Originally published as JCO Early Release 10.1200/JCO.2005.02.477 on March 7 2005
Journal of Clinical Oncology, Vol 23, No 11 (April 10), 2005: pp. 2544-2555
© 2005 American Society of Clinical Oncology.
Phase I/II Trial Evaluating the Anti-Vascular Endothelial Growth Factor Monoclonal Antibody Bevacizumab in Combination With the HER-1/Epidermal Growth Factor Receptor Tyrosine Kinase Inhibitor Erlotinib for Patients With Recurrent NonSmall-Cell Lung Cancer
Roy S. Herbst,
David H. Johnson,
Eric Mininberg,
David P. Carbone,
Ted Henderson,
Edward S. Kim,
George Blumenschein, Jr,
Jack J. Lee,
Diane D. Liu,
Mylene T. Truong,
Waun K. Hong,
Hai Tran,
Anne Tsao,
Dong Xie,
David A. Ramies,
Robert Mass,
Somasekar Seshagiri,
David A. Eberhard,
Sean K. Kelley,
Alan Sandler
From the Departments of Thoracic/Head & Neck Medical Oncology, Biostatistics, and Diagnostic Radiology, The University of Texas, M. D. Anderson Cancer Center, Houston, TX; Departments of Medicine and Hematology/Oncology, Vanderbilt University Medical School, The Vanderbilt-Ingram Cancer Center, Nashville, TN; Departments of Pharmacokinetic and Pharmacodynamic Sciences, BioOncology, Microbiology and Pathology, Genentech Inc, South San Francisco, CA
Address reprint requests to Alan Sandler, MD, Vanderbilt-Ingram Cancer Center, 777 Preston Research Building, Nashville, TN 37232-6307; e-mail: alan.sandler{at}vanderbilt.edu.

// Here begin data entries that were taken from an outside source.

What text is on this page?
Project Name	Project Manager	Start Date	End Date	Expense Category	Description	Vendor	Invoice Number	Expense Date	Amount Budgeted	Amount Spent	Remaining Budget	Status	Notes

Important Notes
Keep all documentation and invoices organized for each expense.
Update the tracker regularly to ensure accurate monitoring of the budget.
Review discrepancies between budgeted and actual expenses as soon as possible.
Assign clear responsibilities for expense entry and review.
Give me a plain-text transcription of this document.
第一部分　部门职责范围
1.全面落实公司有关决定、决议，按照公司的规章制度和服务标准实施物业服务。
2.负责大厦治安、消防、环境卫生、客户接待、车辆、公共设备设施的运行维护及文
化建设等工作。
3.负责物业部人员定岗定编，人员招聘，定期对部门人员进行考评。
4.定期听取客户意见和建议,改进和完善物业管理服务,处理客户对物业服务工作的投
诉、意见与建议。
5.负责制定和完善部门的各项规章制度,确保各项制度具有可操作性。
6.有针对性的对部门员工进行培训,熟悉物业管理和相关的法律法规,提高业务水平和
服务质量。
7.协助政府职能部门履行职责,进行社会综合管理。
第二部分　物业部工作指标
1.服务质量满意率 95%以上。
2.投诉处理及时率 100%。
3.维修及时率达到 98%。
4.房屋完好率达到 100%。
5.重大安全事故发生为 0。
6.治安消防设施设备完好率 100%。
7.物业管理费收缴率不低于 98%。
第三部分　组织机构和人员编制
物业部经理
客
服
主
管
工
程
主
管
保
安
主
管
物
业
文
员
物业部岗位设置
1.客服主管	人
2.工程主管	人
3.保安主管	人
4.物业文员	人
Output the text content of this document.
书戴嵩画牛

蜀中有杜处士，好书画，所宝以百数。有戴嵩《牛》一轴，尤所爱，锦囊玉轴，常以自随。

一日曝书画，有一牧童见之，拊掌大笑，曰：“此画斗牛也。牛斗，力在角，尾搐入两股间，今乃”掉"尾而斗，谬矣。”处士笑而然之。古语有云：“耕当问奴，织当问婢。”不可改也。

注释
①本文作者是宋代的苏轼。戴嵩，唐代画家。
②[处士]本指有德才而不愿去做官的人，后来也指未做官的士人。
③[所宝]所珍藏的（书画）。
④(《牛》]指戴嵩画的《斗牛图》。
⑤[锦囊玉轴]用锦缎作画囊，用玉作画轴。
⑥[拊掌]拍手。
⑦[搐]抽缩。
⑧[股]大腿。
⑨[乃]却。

PURPOSE: Bevacizumab (Avastin; Genentech, South San Francisco, CA) is a recombinant, humanized anti-vascular endothelial growth factor monoclonal antibody. Erlotinib HCl (Tarceva, OSI-774; OSI Pharmaceuticals, New York, NY) is a potent, reversible, highly selective and orally available HER-1/epidermal growth factor receptor tyrosine kinase inhibitor. Preclinical data in various xenograft models produced greater growth inhibition than with either agent alone. Additionally, both agents have demonstrated benefit in patients with previously treated nonsmall-cell lung cancer (NSCLC).
PATIENTS AND METHODS: A phase I/II study in two centers examined erlotinib and bevacizumab (A+T) in patients with nonsquamous stage IIIB/IV NSCLC with one prior chemotherapy. In phase I, erlotinib 150 mg/day orally plus bevacizumab 15 mg/kg intravenously every 21 days was established as the phase II dose, although no dose-limiting toxicities were observed. Phase II assessed the efficacy and tolerability of A+T at this dose. Pharmacokinetic parameters were evaluated.
RESULTS: Forty patients were enrolled and treated in this study (34 patients at phase II dose); the median age was 59 years (range, 36 to 72 years), 21 were female, 30 had adenocarcinoma histology, nine were never-smokers, and 22 had two prior regimens (three patients had four prior regimens). The most common adverse events were mild to moderate rash, diarrhea, and proteinuria. Preliminary data showed no pharmacokinetic interaction between A+T. Eight patients (20.0%; 95% CI, 7.6% to 32.4%) had partial responses and 26 (65.0%; 95% CI, 50.2% to 79.8%) had stable disease as their best response. The median overall survival for the 34 patients treated at the phase II dose was 12.6 months, with progression-free survival of 6.2 months.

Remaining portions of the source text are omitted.